ŞEMSİ TEBRİZİ ( K S ) HAZRETLERİN'DEN ;
Yaşarken anlayamadıkları değerleri, öldükten sonra anlamanın kimseye faydası yok.
Sevdiğinizi dirileştirmenin yolu, hayatın tazeliğinde itiraf ve ifade etmektir.
'Hakk’ın karşına çıkardığı değişimlere direnmek yerine, teslim ol.
'Düzenim bozulur, hayatımın altı üstüne gelir' diye endişe etme. Nereden biliyorsun hayatın altının üstünden daha iyi olmayacağını?
Dostluk gül olmaktır yaprağı ile de dikeni ile de.
İnsanlar maşuk aramıyor, bencil duygularına köle arıyor. Köle buluyor ama aşkı bulamıyor...
Her şey insanoğluna feda iken insanoğlu ise kendine cefa olmuştur.
Bir şey yap, güzel olsun. Çok mu zor?
O vakit güzel bir şey söyle. Dilin mi dönmüyor? Güzel bir şey gör veya güzel bir şey yaz.
Beceremez misin? Öyleyse güzel bir şeye başla.
Ama hep güzel şeyler olsun. Çünkü her insan ölecek
yaşta..
Anladım ki: İnsanlar;
Susanı korkak.
Görmezden geleni aptal.
Affetmeyi bileni çantada keklik sanıyorlar.
Oysaki; biz istediğimiz kadar hayatımızdalar.
Göz yumduğumuz kadar dürüstler ve sustuğumuz kadar insanlar..!
Sözler hakikat değildir ağızdan çıkan seslerdir. Hakikati öğrenmek için söze değil yaşamaya ihtiyaç vardır.
Hayata tepeden bakarsan insanların sadece tepesini görürsün.
Hayata daima insanlarla aynı mesafeden bak. O zaman onların hem yüzünü, hem kalbini görürsün.
Güzel bir gülü, güzel bir geceyi, güzel bir dostu herkes ister. Önemli olan gülü dikeniyle, geceyi gizemiyle, dostu tüm derdiyle sevebilmektir.
Esas kirlilik, dışta değil içte, kisvede değil, kalpte olur. Yıkamakla çıkmayan tek pislik kalplerde yağ bağlamış haset ve art niyettir.
Ne diye böbürlenip büyükleniyorsun.

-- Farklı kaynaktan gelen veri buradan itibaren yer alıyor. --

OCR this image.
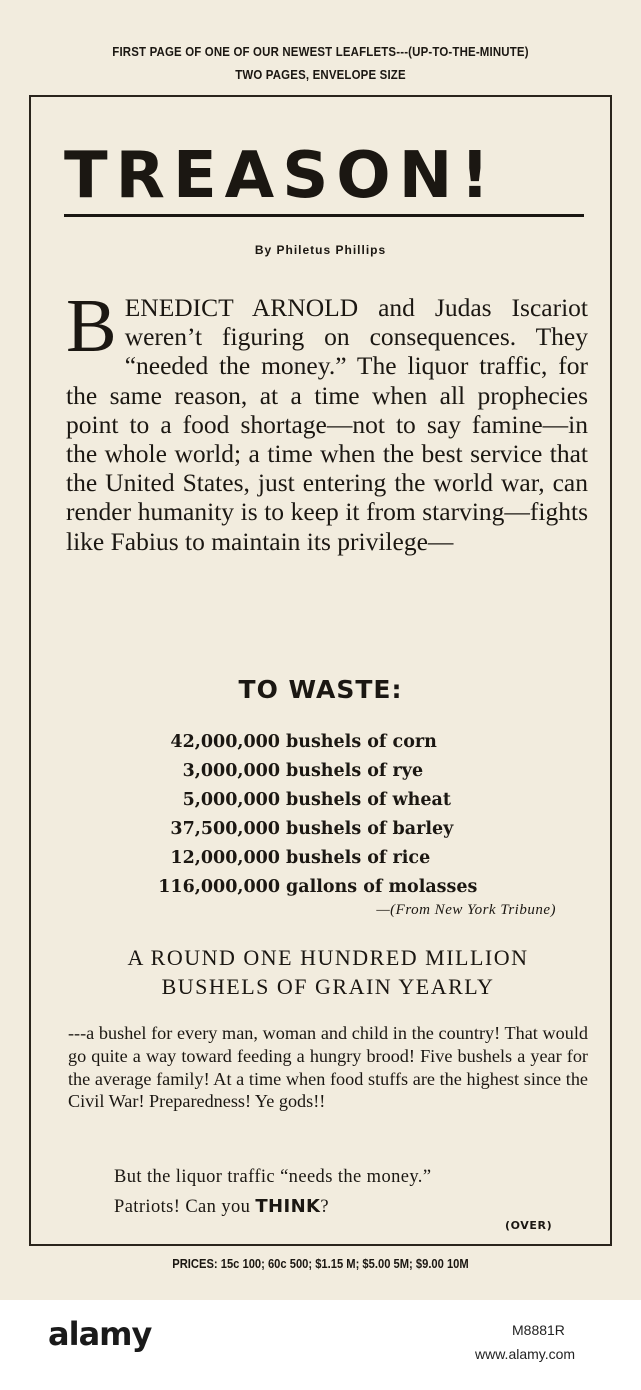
FIRST PAGE OF ONE OF OUR NEWEST LEAFLETS---(UP-TO-THE-MINUTE)
TWO PAGES, ENVELOPE SIZE
TREASON!
By Philetus Phillips
B ENEDICT ARNOLD and Judas Iscariot weren’t figuring on consequences. They “needed the money.” The liquor traffic, for the same reason, at a time when all prophecies point to a food shortage—not to say famine—in the whole world; a time when the best service that the United States, just entering the world war, can render humanity is to keep it from starving—fights like Fabius to maintain its privilege—
TO WASTE:
42,000,000 bushels of corn
3,000,000 bushels of rye
5,000,000 bushels of wheat
37,500,000 bushels of barley
12,000,000 bushels of rice
116,000,000 gallons of molasses
—(From New York Tribune)
A ROUND ONE HUNDRED MILLION
BUSHELS OF GRAIN YEARLY
---a bushel for every man, woman and child in the country! That would go quite a way toward feeding a hungry brood! Five bushels a year for the average family! At a time when food stuffs are the highest since the Civil War! Preparedness! Ye gods!!
But the liquor traffic “needs the money.”
Patriots! Can you THINK?
(OVER)
PRICES: 15c 100; 60c 500; $1.15 M; $5.00 5M; $9.00 10M
alamy	M8881R
www.alamy.com
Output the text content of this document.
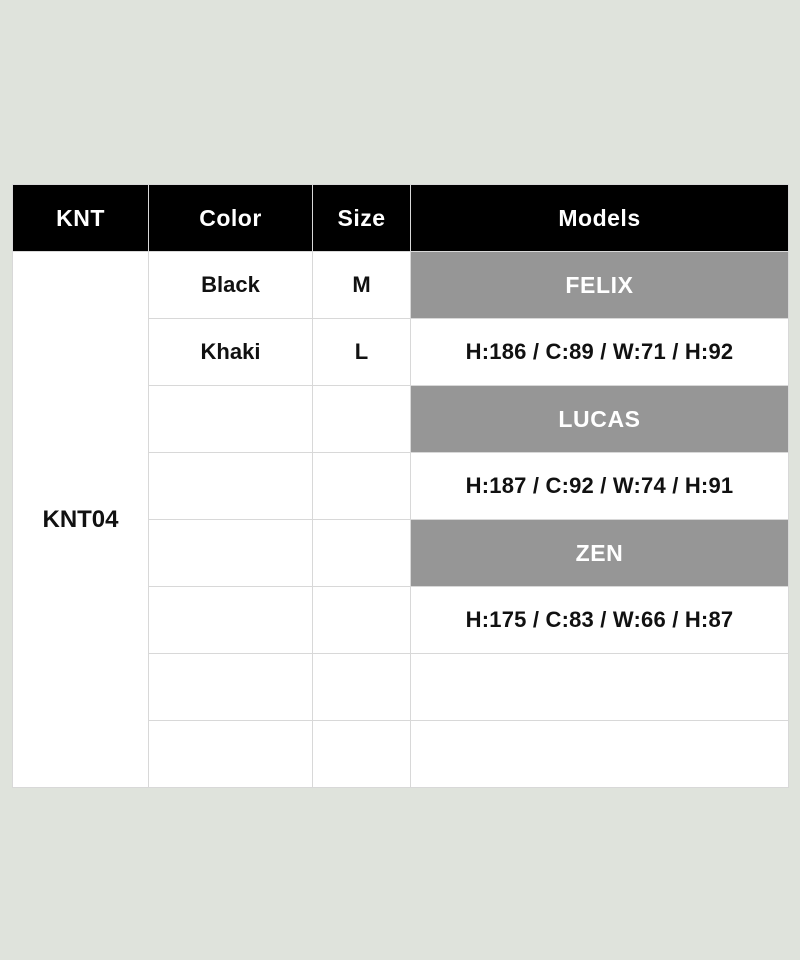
KNT	Color	Size	Models
KNT04	Black	M	FELIX
	Khaki	L	H:186 / C:89 / W:71 / H:92
			LUCAS
			H:187 / C:92 / W:74 / H:91
			ZEN
			H:175 / C:83 / W:66 / H:87
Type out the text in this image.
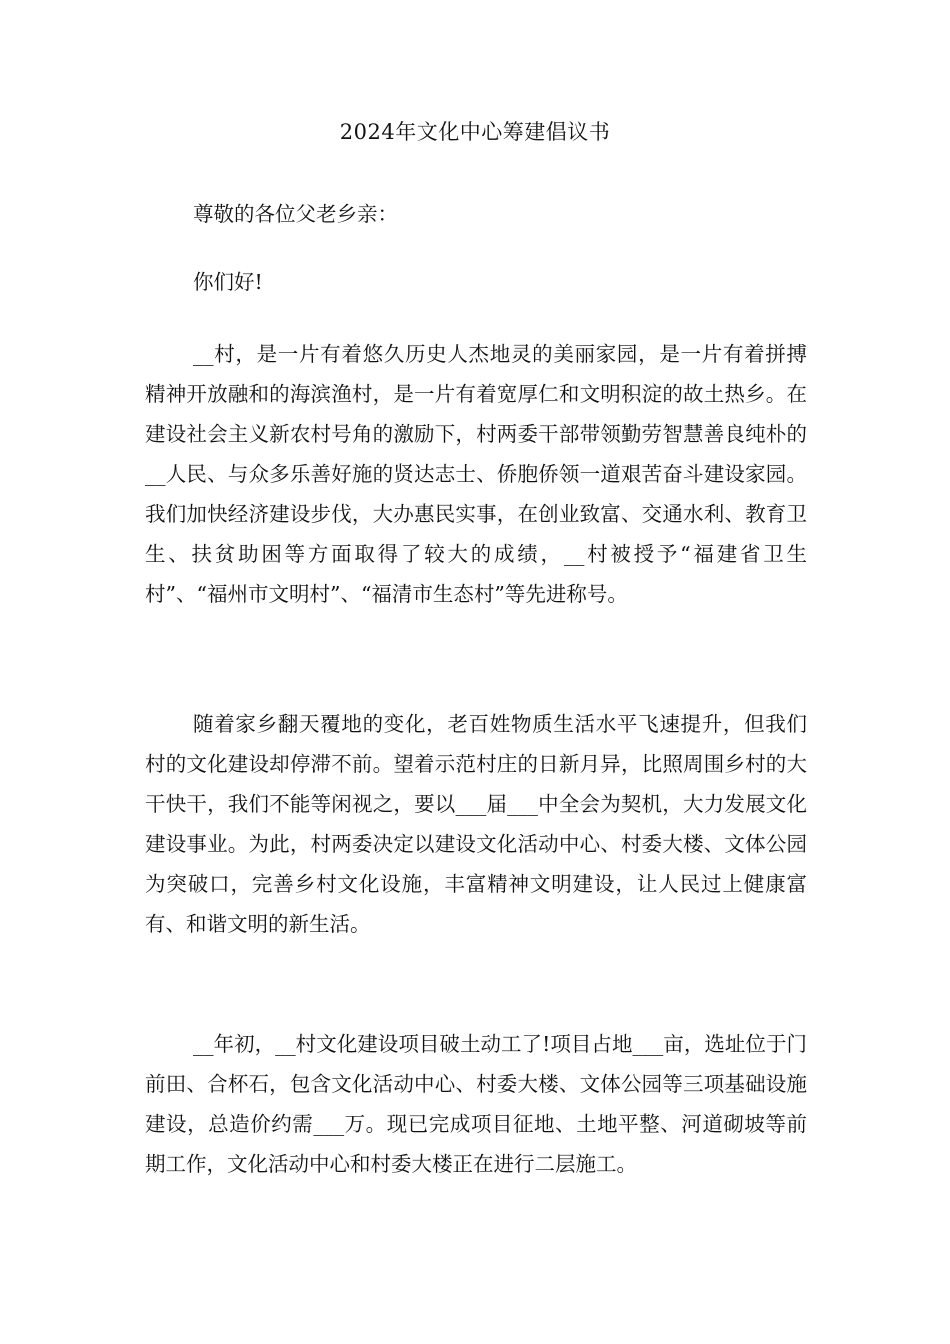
2024年文化中心筹建倡议书

尊敬的各位父老乡亲：

你们好!

__村，是一片有着悠久历史人杰地灵的美丽家园，是一片有着拼搏精神开放融和的海滨渔村，是一片有着宽厚仁和文明积淀的故土热乡。在建设社会主义新农村号角的激励下，村两委干部带领勤劳智慧善良纯朴的__人民、与众多乐善好施的贤达志士、侨胞侨领一道艰苦奋斗建设家园。我们加快经济建设步伐，大办惠民实事，在创业致富、交通水利、教育卫生、扶贫助困等方面取得了较大的成绩，__村被授予“福建省卫生村”、“福州市文明村”、“福清市生态村”等先进称号。

随着家乡翻天覆地的变化，老百姓物质生活水平飞速提升，但我们村的文化建设却停滞不前。望着示范村庄的日新月异，比照周围乡村的大干快干，我们不能等闲视之，要以___届___中全会为契机，大力发展文化建设事业。为此，村两委决定以建设文化活动中心、村委大楼、文体公园为突破口，完善乡村文化设施，丰富精神文明建设，让人民过上健康富有、和谐文明的新生活。

__年初，__村文化建设项目破土动工了!项目占地___亩，选址位于门前田、合杯石，包含文化活动中心、村委大楼、文体公园等三项基础设施建设，总造价约需___万。现已完成项目征地、土地平整、河道砌坡等前期工作，文化活动中心和村委大楼正在进行二层施工。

Doğumun bir damla su, ölümün bir avuç toprak değil mi?
Bir gül kadar güzel ol; ama dikeni kadar zalim olma. Birine öyle bir söz söyle ki, ya yaşat ya da öldür; ama asla yaralı bırakma.
Ey İnsan... Kafdağı kadar yüksekte olsan da, kefene sığacak kadar küçüksün. Unutma, her şeyin bir hesabı var: Üzdüğün kadar üzülürsün.
İlim üç şeydir: Zikreden dil, şükreden kalp, sabreden beden...
İnsanoğlunun edepten nasibi yoksa, insan değildir. İnsan ile hayvanı ayıran edeptir...
Sen ol da, ister 'yâr' ol, ister 'yara'; lütfun da başım üstüne, kahrın da.
Gül, her gönlün mürşididir; kimini kokusuyla şad eder; kimini de dikeniyle irşad eder.
Yolun ucunun nereye varacağını düşünmek beyhude bir çabadan ibarettir. Sen sadece atacağın ilk adımı düşünmekle yükümlüsün. Gerisi zaten kendiliğinden gelir.
Sabır nedir?
Dikene bakıp gülü, geceye bakıp gündüzü tahayyül edebilmektir.
Sevmeyene karınca yük, sevene filler karınca.
Dağı bile taşır insan aşık olup inanınca.